Today, I went alone. It was the only choice I had. But as I drove the road by myself, I was glad I took a chance to take this journey by myself. I know it sounds corny, but my heart felt like it was singing to be so close to Colorado wilderness. Really that's all I need. To be close. Or to feel safe with someone else as we travel cross country, off trail.
I like to be away from the crowds, and on this fall day, almost no one was interested in driving a road that peaked in color weeks ago. Even the passing cars were hard to hear over the stream. I felt so lucky.
The road had changed. I remembered it being bumpy and broken. It was a dirt road past a certain point back then. The Ford Explorer was zipping so fast and bumping all over the place, back then, that I feared we might bump right into Georgetown's water supply. But today, the road was smooth. It was rennovated.
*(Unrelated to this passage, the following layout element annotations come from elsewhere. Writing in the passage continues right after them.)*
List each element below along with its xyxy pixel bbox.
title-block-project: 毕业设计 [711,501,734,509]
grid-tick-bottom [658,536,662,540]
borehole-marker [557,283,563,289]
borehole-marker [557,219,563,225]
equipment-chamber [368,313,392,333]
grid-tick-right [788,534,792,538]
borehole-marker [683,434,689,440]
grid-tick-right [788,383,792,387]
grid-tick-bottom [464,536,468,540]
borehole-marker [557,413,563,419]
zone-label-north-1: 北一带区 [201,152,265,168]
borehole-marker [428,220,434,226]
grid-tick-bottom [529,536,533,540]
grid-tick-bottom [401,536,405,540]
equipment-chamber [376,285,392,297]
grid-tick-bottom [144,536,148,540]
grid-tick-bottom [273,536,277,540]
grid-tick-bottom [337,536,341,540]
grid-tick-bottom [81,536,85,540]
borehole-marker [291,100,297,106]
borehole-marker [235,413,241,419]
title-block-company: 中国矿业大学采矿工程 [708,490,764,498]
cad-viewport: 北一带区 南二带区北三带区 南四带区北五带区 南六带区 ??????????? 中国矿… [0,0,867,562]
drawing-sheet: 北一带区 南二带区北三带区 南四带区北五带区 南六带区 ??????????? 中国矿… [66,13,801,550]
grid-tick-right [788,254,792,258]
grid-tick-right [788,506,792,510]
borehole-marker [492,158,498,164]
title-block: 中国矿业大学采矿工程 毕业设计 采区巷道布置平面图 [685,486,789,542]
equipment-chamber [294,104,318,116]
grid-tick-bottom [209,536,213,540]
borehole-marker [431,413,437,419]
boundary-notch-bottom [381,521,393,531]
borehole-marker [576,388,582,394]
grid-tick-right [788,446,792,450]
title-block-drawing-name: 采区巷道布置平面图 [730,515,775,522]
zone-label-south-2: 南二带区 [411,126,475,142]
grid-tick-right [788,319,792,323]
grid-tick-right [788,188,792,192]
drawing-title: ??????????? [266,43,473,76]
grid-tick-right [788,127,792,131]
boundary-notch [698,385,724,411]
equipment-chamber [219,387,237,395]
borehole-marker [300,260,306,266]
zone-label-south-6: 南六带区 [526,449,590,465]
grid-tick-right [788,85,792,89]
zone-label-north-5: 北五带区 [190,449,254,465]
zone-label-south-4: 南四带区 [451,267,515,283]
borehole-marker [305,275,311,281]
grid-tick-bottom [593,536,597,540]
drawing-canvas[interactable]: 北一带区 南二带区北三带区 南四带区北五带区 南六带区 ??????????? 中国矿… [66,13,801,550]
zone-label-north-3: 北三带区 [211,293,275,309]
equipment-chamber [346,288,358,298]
I had an easy drive to the top and back down. Best of all, even though I was alone, this gave me lots of time to think. To think about the direction my life is taking. I realized, I'm tired of driving these roads alone. I'm tired of hiking alone or wanting to try something new alone.
Of course Mira kept me company. She was a good companion. She always wants to go where I want to go :) And coincindentally will leave when I want to leave :) All kidding aside though, I want a human companion who can share life with me. So that I don't have to do it alone.